Leaders of companies that have implemented successful AI projects also share vital principles:
- Learn with AI.
- Create the right mindset.
- Foster human-machine co-creation.
- Map existing competencies and conduct gap-analysis.
- Integrate machine learning and organizational learning.
- Invest in people, teams, and technology.
AI, leaders, and organizations can co-evolve to take advantage of opportunities and overcome challenges along the way. The evolution of AI technologies is leading to a change in the role of AI itself. AI has been depicted as a coach and a recommender for leaders, augmenting human skills and reducing complexity. In addition, a promising area for the future of AI is the ability to recognize and display human emotions. The next generation of AI systems may be able to demonstrate emotional intelligence (EI). The concept of EI is a powerful tool to help individuals become more aware of their own emotions and empathize with others’ feelings.
Nevertheless, the future of AI is shaped by some of the current limitations of deep learning, especially in supervised learning, because of the dependence on vast amounts of data and the possibility of introducing biases. Furthermore, companies have an obligation towards employees, investors, and the larger society to ensure that they deploy AI for good and not harm.

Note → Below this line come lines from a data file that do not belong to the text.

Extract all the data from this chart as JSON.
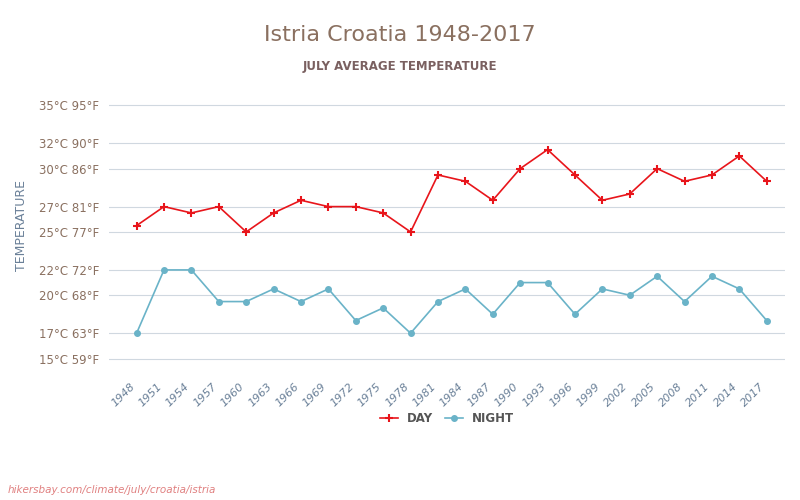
{
  "title": "Istria Croatia 1948-2017",
  "subtitle": "JULY AVERAGE TEMPERATURE",
  "ylabel": "TEMPERATURE",
  "years": [
    1948,
    1951,
    1954,
    1957,
    1960,
    1963,
    1966,
    1969,
    1972,
    1975,
    1978,
    1981,
    1984,
    1987,
    1990,
    1993,
    1996,
    1999,
    2002,
    2005,
    2008,
    2011,
    2014,
    2017
  ],
  "day_temps": [
    25.5,
    27.0,
    26.5,
    27.0,
    25.0,
    26.5,
    27.5,
    27.0,
    27.0,
    26.5,
    25.0,
    29.5,
    29.0,
    27.5,
    30.0,
    31.5,
    29.5,
    27.5,
    28.0,
    30.0,
    29.0,
    29.5,
    31.0,
    29.0
  ],
  "night_temps": [
    17.0,
    22.0,
    22.0,
    19.5,
    19.5,
    20.5,
    19.5,
    20.5,
    18.0,
    19.0,
    17.0,
    19.5,
    20.5,
    18.5,
    21.0,
    21.0,
    18.5,
    20.5,
    20.0,
    21.5,
    19.5,
    21.5,
    20.5,
    18.0
  ],
  "day_color": "#e8151b",
  "night_color": "#6ab3c8",
  "title_color": "#8a7060",
  "subtitle_color": "#7a6060",
  "axis_label_color": "#6a8098",
  "tick_color": "#8a7060",
  "background_color": "#ffffff",
  "grid_color": "#d0d8e0",
  "yticks_c": [
    15,
    17,
    20,
    22,
    25,
    27,
    30,
    32,
    35
  ],
  "yticks_f": [
    59,
    63,
    68,
    72,
    77,
    81,
    86,
    90,
    95
  ],
  "ymin": 14,
  "ymax": 37,
  "url_text": "hikersbay.com/climate/july/croatia/istria",
  "url_color": "#e08080",
  "legend_night": "NIGHT",
  "legend_day": "DAY"
}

To succeed in the current constantly changing and advancing environment, organizations must be transformed from traditional to nimble, which means that they create systems where innovative ideas go through a constant process of review and refinement. Nimble leaders must focus on sensemaking, a set of skills that helps them understand what is happening around them and reduce complexity. Architecting a plan for transformation helps organizations develop adaptive capacities and avoid the trap of self-complacency. John Kotter identified an “8-step process for leading change:
- Create a sense of urgency.
- Build a guiding coalition.
- Form a strategic vision and initiatives.
- Enlist a volunteer army.
- Enable action by removing barriers.
- Generate short-term wins.
- Sustain acceleration.
- Institute change” (Kotter, 2012).
This process should not be interpreted as linear. Effective leaders establish an iterative process of sensemaking, relating, visioning and inventing so that at every step they are guided by the maps that emerge from observations, experiences, and conversations.
Transforming from traditional to nimble is not without its own set of challenges. Leaders must handle employees’ resistance to change through education and communication, participation, and involvement. Leaders can also foster a nimble, innovative culture by building an innovation infrastructure that allows everyone to develop their entrepreneurial spirit. This culture of innovation will rely heavily on leadership support for risk-taking, open innovation, and organizational learning.